Ahmad stressed, however, that Trudeau had already taken 15-minutes worth of questions from the media an hour after the report's release, and would answer any question on this posed to him during his upcoming cross-country tour.

"And he is looking forward to talking about jobs and the economy and how we grow the middle class in this country," Ahmad added.

Prime Minister Justin Trudeau meets with the Aga Khan on Parliament Hill in Ottawa on May 17, 2016.
Sean Kilpatrick/CP
Prime Minister Justin Trudeau meets with the Aga Khan on Parliament Hill in Ottawa on May 17, 2016.

The prime minister begins a six-stop tour in Sackville, N.S., Tuesday evening. He is then off to Hamilton and London, Ont., on Wednesday and Thursday, and Quebec City on Jan. 18. Two more stops, in Winnipeg and Edmonton, are planned for the end of the month.

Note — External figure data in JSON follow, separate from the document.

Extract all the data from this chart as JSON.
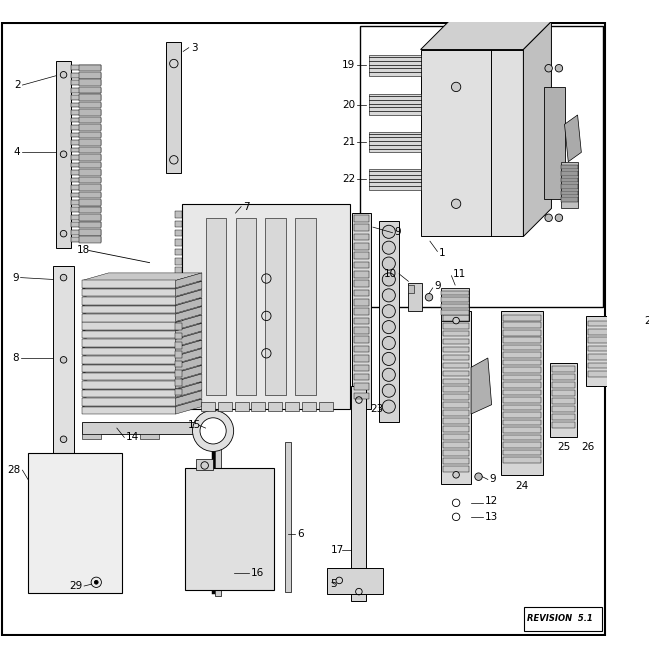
{
  "bg_color": "#ffffff",
  "revision_text": "REVISION  5.1",
  "lc": "#000000",
  "gray1": "#e8e8e8",
  "gray2": "#d0d0d0",
  "gray3": "#b8b8b8",
  "gray4": "#a0a0a0"
}
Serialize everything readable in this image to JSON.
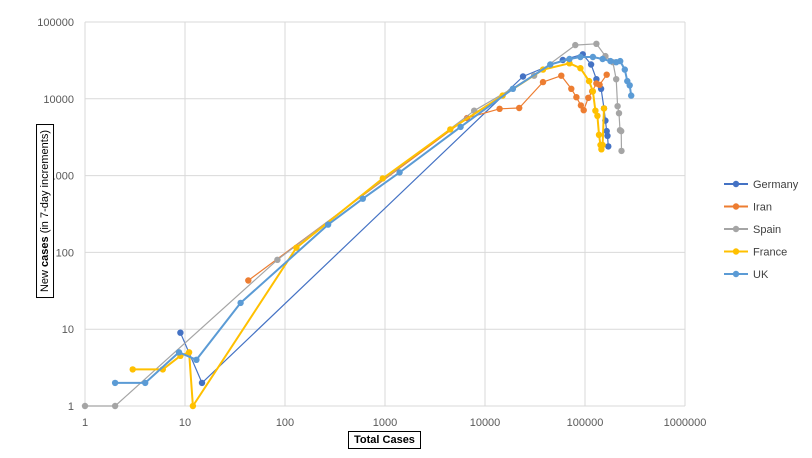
{
  "chart_data": {
    "type": "line",
    "x_scale": "log",
    "y_scale": "log",
    "xlim": [
      1,
      1000000
    ],
    "ylim": [
      1,
      100000
    ],
    "xlabel": "Total Cases",
    "ylabel_parts": [
      "New ",
      "cases",
      " (in 7-day increments)"
    ],
    "x_ticks": [
      "1",
      "10",
      "100",
      "1000",
      "10000",
      "100000",
      "1000000"
    ],
    "y_ticks": [
      "1",
      "10",
      "100",
      "1000",
      "10000",
      "100000"
    ],
    "grid": true,
    "legend_position": "right",
    "series": [
      {
        "name": "Germany",
        "color": "#4472c4",
        "points": [
          [
            9,
            9
          ],
          [
            14.8,
            2
          ],
          [
            24000,
            19500
          ],
          [
            60000,
            32000
          ],
          [
            95000,
            38000
          ],
          [
            115000,
            28000
          ],
          [
            130000,
            18000
          ],
          [
            145000,
            13500
          ],
          [
            155000,
            7500
          ],
          [
            160000,
            5200
          ],
          [
            165000,
            3800
          ],
          [
            168000,
            3300
          ],
          [
            171000,
            2400
          ]
        ]
      },
      {
        "name": "Iran",
        "color": "#ed7d31",
        "points": [
          [
            43,
            43
          ],
          [
            6600,
            5600
          ],
          [
            14000,
            7400
          ],
          [
            22000,
            7600
          ],
          [
            38000,
            16500
          ],
          [
            58000,
            20000
          ],
          [
            73000,
            13500
          ],
          [
            82000,
            10500
          ],
          [
            91000,
            8200
          ],
          [
            97000,
            7100
          ],
          [
            108000,
            10300
          ],
          [
            118000,
            12500
          ],
          [
            130000,
            15800
          ],
          [
            140000,
            15200
          ],
          [
            165000,
            20600
          ]
        ]
      },
      {
        "name": "Spain",
        "color": "#a5a5a5",
        "points": [
          [
            1,
            1
          ],
          [
            2,
            1
          ],
          [
            84,
            80
          ],
          [
            7800,
            7000
          ],
          [
            31000,
            20000
          ],
          [
            80000,
            50000
          ],
          [
            130000,
            52000
          ],
          [
            160000,
            36000
          ],
          [
            190000,
            30000
          ],
          [
            205000,
            18000
          ],
          [
            212000,
            8000
          ],
          [
            219000,
            6500
          ],
          [
            224000,
            3900
          ],
          [
            230000,
            3800
          ],
          [
            232000,
            2100
          ]
        ]
      },
      {
        "name": "France",
        "color": "#ffc000",
        "points": [
          [
            3,
            3
          ],
          [
            6,
            3
          ],
          [
            9,
            4.5
          ],
          [
            11,
            5
          ],
          [
            12,
            1
          ],
          [
            130,
            115
          ],
          [
            950,
            920
          ],
          [
            4500,
            4000
          ],
          [
            15000,
            11000
          ],
          [
            38000,
            24000
          ],
          [
            70000,
            29000
          ],
          [
            90000,
            25000
          ],
          [
            110000,
            17000
          ],
          [
            120000,
            12500
          ],
          [
            127000,
            7000
          ],
          [
            133000,
            6000
          ],
          [
            138000,
            3400
          ],
          [
            143000,
            2500
          ],
          [
            146000,
            2200
          ],
          [
            150000,
            2500
          ],
          [
            155000,
            7500
          ]
        ]
      },
      {
        "name": "UK",
        "color": "#5b9bd5",
        "points": [
          [
            2,
            2
          ],
          [
            4,
            2
          ],
          [
            8.7,
            5
          ],
          [
            13,
            4
          ],
          [
            36,
            22
          ],
          [
            270,
            230
          ],
          [
            600,
            500
          ],
          [
            1400,
            1100
          ],
          [
            5700,
            4300
          ],
          [
            19000,
            13500
          ],
          [
            45000,
            28000
          ],
          [
            70000,
            33000
          ],
          [
            90000,
            35000
          ],
          [
            120000,
            35000
          ],
          [
            150000,
            33000
          ],
          [
            180000,
            31000
          ],
          [
            205000,
            30000
          ],
          [
            225000,
            31000
          ],
          [
            250000,
            24000
          ],
          [
            265000,
            17000
          ],
          [
            280000,
            15000
          ],
          [
            290000,
            11000
          ]
        ]
      }
    ]
  }
}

The House of Commons is scheduled to resume on Jan. 29.

"Liberal members of the committee should take that as a liberating sign!" Kent told HuffPost.

Because of the "unprecedented and historic decision of a prime minister being found in violation of a clearly defined set of rules and regulations and codes," Kent said, it was "a reasonable request" and "a great opportunity for the prime minister to come forward and close the book on a number of issues that are still not really resolved.

"There is a wealth of material for, I think, fair, and logical, and civil questions about the way the prime minister conducts himself, and the way the PMO conducts itself," Kent added. "It is an opportunity for the prime minister to discuss what he perhaps wasn't really very well prepared to do in the scrum in the lobby in December."

The Toronto MP said he hoped the majority Liberals on the committee — there are six Grit voting members and three opposition MPs in addition to the Tory chair — would respond "positively."

"I'm quite sure they have many of the same questions that we on the opposition side have."

Kent noted that so far the committee has operated with "collegiality and respect," and he said he was encouraged by the Liberal MPs' agreeing last fall to call Finance Minister Bill Morneau to testify during a study on the Conflict of Interest Act.

Faced with an NDP motion calling on the finance minister to appear before the committee, the Grits actually amended the motion to delete Morneau's invitation and focus instead on a general study of the Act.

None of the Liberal MPs voting Tuesday responded to HuffPost's request for a comment.

Calls to MPs Mona Fortier, Nathaniel Erskine-Smith, and Raj Saini went unanswered. The offices of Emmanuel Dubourg and Frank Baylis responded only to say that their MP was unable to attend the meeting. Baylis' staff said the boss was in Barbados and would be replaced by another Grit.

Lobbying watchdog looking at new complaint

The ethics committee is expected to vote on calling Trudeau to testify on Tuesday. On Wednesday, its MPs are scheduled to hear directly from Dawson on her report.

Meanwhile, the office of the new lobbying commissioner, Nancy Bélanger, confirmed that a preliminary assessment is being made into a new complaint that the Aga Khan violated the Lobbyists' Code of Conduct by giving free holidays to Trudeau as well as to Liberal MP Seamus O'Regan, who accompanied the prime minister on his 2016 Christmas trip.

Former lobbying commissioner Karen Shepherd had previously ruled out a formal investigation in September. But Manon Dion, a spokeswoman for the office told HuffPost that a "commissioner can open or reopen files at any given time, based on information available." Democracy Watch sent a new complaint following the release of Dawson's report on Dec. 20.